Le premier argument porte sur la fiabilité opérationnelle. “Résilience opérationnelle : une équipe stable et qualifiée réduit les problèmes de qualité, les temps d'arrêt et les coûts de réembauche”, explique M. Yi.
L'innovation découle de l'engagement. “La prime à l'innovation : des employés engagés favorisent l'innovation et l'amélioration continue des processus, ce qui stimule directement la rentabilité”, note-t-il.
L'investissement dans le personnel sert également à la gestion des risques. “Atténuation des risques : investir dans le personnel permet de se prémunir contre la rotation du personnel, les incidents de sécurité et la volatilité de la production”, explique M. Yi.
La réputation de l'employeur influe à la fois sur l'acquisition de talents et sur les relations avec les clients. “Valeur de la marque : une marque employeur forte attire les meilleurs talents et rassure les clients sur notre capacité à long terme”, ajoute-t-il.
“La priorité aux personnes n'est pas l'opposé du profit... C'est ce qui le soutient”, conclut M. Yi.

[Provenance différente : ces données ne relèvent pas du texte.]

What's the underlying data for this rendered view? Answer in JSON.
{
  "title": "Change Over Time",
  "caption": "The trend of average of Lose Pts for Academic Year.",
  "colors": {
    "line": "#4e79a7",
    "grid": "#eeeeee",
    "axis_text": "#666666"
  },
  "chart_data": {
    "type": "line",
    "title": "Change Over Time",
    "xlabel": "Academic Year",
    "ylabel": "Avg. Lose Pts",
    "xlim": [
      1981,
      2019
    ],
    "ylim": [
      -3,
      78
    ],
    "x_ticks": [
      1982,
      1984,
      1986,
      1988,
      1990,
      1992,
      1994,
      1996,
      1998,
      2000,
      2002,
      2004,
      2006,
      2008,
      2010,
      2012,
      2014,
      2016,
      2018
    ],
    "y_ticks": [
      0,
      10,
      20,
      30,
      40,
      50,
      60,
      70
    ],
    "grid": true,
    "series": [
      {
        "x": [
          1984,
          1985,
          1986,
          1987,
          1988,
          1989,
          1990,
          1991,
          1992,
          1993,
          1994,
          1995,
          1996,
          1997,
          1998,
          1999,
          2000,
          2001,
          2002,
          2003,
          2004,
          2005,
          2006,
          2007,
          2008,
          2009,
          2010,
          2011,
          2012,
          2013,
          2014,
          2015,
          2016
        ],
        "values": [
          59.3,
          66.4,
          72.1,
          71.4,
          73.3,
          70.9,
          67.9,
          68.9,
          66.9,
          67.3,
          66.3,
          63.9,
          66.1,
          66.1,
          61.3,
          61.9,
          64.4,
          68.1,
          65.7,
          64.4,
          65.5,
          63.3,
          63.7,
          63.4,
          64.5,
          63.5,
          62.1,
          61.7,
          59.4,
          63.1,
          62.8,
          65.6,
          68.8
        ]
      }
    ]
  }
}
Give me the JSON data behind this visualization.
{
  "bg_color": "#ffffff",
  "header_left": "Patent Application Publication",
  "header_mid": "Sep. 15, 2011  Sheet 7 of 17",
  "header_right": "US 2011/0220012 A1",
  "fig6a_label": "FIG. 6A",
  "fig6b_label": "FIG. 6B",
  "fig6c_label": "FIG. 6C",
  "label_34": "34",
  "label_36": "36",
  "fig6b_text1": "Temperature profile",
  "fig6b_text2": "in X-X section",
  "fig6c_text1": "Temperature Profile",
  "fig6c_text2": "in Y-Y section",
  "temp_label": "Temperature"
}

Ce que les responsables des ressources humaines doivent faire pour influencer le chef d'entreprise
Pour les professionnels des ressources humaines qui aspirent à façonner la stratégie de l'entreprise, Yi identifie trois transformations essentielles.
“Trois transformations sont essentielles”, déclare-t-il.
Tout d'abord, les responsables des ressources humaines doivent développer leur sens des affaires. “De la pensée fonctionnelle à la pensée commerciale... Comprendre les modèles d'entreprise, les marchés et les données financières comme un PDG”, explique Mme Yi.
Deuxièmement, elles doivent faire du talent un avantage stratégique. “Du fournisseur de services au moteur stratégique. Utiliser les connaissances sur les talents pour créer un avantage concurrentiel”, note-t-il.
Troisièmement, ils ont besoin de capacités d'analyse et de diagnostic.
“De l'exécution des tâches à la vision systémique... Développez de solides compétences en matière d'analyse de données, de diagnostic organisationnel et de gestion du changement”, explique Mme Yi.
Les capacités techniques seules ne suffisent pas. “Et surtout, il faut avoir le courage et la volonté d'assumer la responsabilité des résultats, et pas seulement des processus”, ajoute-t-il.
Une vision pour l'avenir de l'industrie manufacturière
M. Yi espère que son approche de l'intégration de la technologie dans une gestion centrée sur l'homme influencera la façon dont les dirigeants de l'industrie manufacturière envisagent la stratégie des ressources humaines au cours de la prochaine décennie.
“J'espère qu'il encouragera les dirigeants de l'industrie manufacturière à élever leur perspective... à considérer les RH non pas comme un centre de coûts, mais comme le moteur de l'innovation et de la résilience”, déclare-t-il.
Pour cela, il faut repenser la manière dont la technologie et les personnes interagissent au sein des organisations. “Cela signifie une technologie humanisée. Utiliser la technologie pour responsabiliser les gens, et non pour les remplacer. La gestion personnalisée, [qui consiste] à utiliser les données pour développer chaque personne de manière plus précise. Des organisations agiles... Construire des équipes collaboratives axées sur les projets et capables de s'adapter rapidement”, explique M. Yi.
“En fin de compte, je souhaite que l'industrie manufacturière devienne un lieu de travail où l'excellence technique et les valeurs humaines s'épanouissent côte à côte”, conclut-il.